Treatment of ER Stress Inhibitor Suppresses Proinflammatory Cytokine Production by ATSCs From Both Young and Old Mice

We next tested if elevated ER stress in ATSCs from old mice could contribute to chronic inflammation in aging. To examine whether chemical chaperones can suppress ER stress in aging ATSCs, we incubated the cells with 4-PBA overnight. Treatment with 4-PBA significantly reduced the level of ER stress markers CHOP and cleaved-ATF6 in both young and old ATSCs (Figure 3A and 3B), indicating that ER stress can be inhibited by 4-PBA. We treated both young and old ATSCs with 4-PBA as indicated earlier and measured the amount of proinflammatory cytokines (IL-6, IL-10, MCP-1, IFN-α, TNF-α, and IL-12p) in the supernatant using cytometric bead arrays. Our data indicated that both IL-6 and MCP-1 production was significantly higher in aged murine adipose tissue (Figure 3C), and treatment of chemical chaperone 4-PBA reduced the level of IL-6 and MCP-1 in both young and old ATSCs (Figure 3C). This was consistent with our previous study (4), demonstrating that IL-6 and MCP-1 are the major contributors of ATSC-mediated inflammation.

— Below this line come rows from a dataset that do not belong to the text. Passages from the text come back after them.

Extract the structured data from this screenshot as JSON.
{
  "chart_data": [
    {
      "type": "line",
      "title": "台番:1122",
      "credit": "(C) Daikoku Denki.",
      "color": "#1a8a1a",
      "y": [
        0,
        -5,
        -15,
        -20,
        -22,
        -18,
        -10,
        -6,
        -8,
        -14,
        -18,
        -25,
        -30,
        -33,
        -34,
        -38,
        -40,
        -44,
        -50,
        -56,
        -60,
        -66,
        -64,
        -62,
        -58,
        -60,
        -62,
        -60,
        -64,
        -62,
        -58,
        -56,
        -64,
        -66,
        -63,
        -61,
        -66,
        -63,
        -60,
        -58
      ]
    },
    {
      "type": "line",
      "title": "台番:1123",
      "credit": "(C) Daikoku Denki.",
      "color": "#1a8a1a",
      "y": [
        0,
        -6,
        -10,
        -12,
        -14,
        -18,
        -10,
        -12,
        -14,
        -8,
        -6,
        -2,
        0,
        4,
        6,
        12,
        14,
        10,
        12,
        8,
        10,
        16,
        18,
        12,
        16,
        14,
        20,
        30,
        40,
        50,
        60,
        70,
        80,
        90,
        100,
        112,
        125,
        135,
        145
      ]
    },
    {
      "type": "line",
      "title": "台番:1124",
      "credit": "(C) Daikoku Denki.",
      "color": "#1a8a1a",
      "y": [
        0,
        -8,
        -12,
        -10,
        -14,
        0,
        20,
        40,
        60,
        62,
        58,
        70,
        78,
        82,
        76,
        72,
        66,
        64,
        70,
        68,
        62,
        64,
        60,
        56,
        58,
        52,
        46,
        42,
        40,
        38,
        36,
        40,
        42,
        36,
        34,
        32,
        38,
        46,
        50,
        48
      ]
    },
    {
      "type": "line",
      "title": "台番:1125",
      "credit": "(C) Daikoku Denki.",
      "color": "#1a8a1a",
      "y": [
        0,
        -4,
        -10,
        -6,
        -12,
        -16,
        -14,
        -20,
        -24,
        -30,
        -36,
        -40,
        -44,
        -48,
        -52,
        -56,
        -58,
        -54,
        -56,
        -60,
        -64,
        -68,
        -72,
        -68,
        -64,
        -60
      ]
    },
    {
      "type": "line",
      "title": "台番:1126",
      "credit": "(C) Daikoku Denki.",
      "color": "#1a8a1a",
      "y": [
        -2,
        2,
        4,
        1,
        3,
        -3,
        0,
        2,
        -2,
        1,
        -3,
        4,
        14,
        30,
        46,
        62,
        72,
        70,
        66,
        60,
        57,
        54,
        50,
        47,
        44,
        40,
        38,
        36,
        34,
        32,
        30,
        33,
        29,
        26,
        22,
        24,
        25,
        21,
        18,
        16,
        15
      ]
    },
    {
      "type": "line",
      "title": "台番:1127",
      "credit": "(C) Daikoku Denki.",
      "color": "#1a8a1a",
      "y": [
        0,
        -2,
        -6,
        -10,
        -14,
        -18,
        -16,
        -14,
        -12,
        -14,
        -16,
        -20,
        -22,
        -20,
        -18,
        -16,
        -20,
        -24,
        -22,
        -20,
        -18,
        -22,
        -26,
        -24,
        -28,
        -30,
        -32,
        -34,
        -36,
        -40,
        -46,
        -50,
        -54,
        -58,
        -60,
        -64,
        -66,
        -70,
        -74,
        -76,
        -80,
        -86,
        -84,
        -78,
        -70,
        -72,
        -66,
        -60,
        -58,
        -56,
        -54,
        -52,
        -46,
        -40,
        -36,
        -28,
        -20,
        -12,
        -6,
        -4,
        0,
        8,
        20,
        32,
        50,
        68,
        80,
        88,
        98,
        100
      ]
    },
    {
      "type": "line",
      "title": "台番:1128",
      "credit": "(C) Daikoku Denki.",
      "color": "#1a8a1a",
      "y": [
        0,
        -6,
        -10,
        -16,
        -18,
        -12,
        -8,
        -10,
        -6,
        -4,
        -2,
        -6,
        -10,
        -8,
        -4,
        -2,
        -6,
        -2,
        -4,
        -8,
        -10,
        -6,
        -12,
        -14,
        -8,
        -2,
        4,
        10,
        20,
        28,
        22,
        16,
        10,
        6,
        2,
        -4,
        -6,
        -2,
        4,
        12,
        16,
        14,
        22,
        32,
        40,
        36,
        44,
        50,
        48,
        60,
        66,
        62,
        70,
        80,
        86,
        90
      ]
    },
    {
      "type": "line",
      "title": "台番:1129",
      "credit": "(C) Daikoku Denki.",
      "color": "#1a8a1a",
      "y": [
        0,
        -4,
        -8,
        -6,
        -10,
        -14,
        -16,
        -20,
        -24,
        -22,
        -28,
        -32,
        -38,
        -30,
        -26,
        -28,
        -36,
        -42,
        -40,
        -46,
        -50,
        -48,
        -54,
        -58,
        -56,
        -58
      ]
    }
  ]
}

Figure 3. — Endoplasmic reticulum stress response is inhibited by chemical chaperone 4-phenyle-butyric acid (4-PBA). Adipose tissue stromal cells (ATSCs) from five young and three old mice were treated with either 4-PBA (2mM) or water vehicle controls for 16 hours and the lysates were subjected to Western blot analysis with anti-Chop and ATF-6 antibodies. (A) PBA treatment reduced the levels of Chop and cleaved-ATF6 expression both young and old ATSC lysates. Data presented here are representative of three independent experiments. (B) Densitometry analysis of relative expression of Chop and cleaved-ATF6 in ATSC from young and old mice. (C) ATSCs from five young and three old mice were treated with either vehicle or 4-PBA (2mM) for 16 hours ex vivo. The level of proinflammatory cytokines (IL-6, IL-10, MCP-1, IFN-γ, TNF-α, and IL-12p70) in the culture supernatants were analyzed by cytometric bead array. Among six different cytokines only IL-6 and MCP-1 were detectable, and they were plotted after normalization with the protein amount in the cell lysates. Values were presented as mean ± SD and p < .05 in Student’s t test was considered significant. ^# p value indicates the significance level of two-way analysis of variance for the interaction between treatment (4-PBA) and age factor (y vs o).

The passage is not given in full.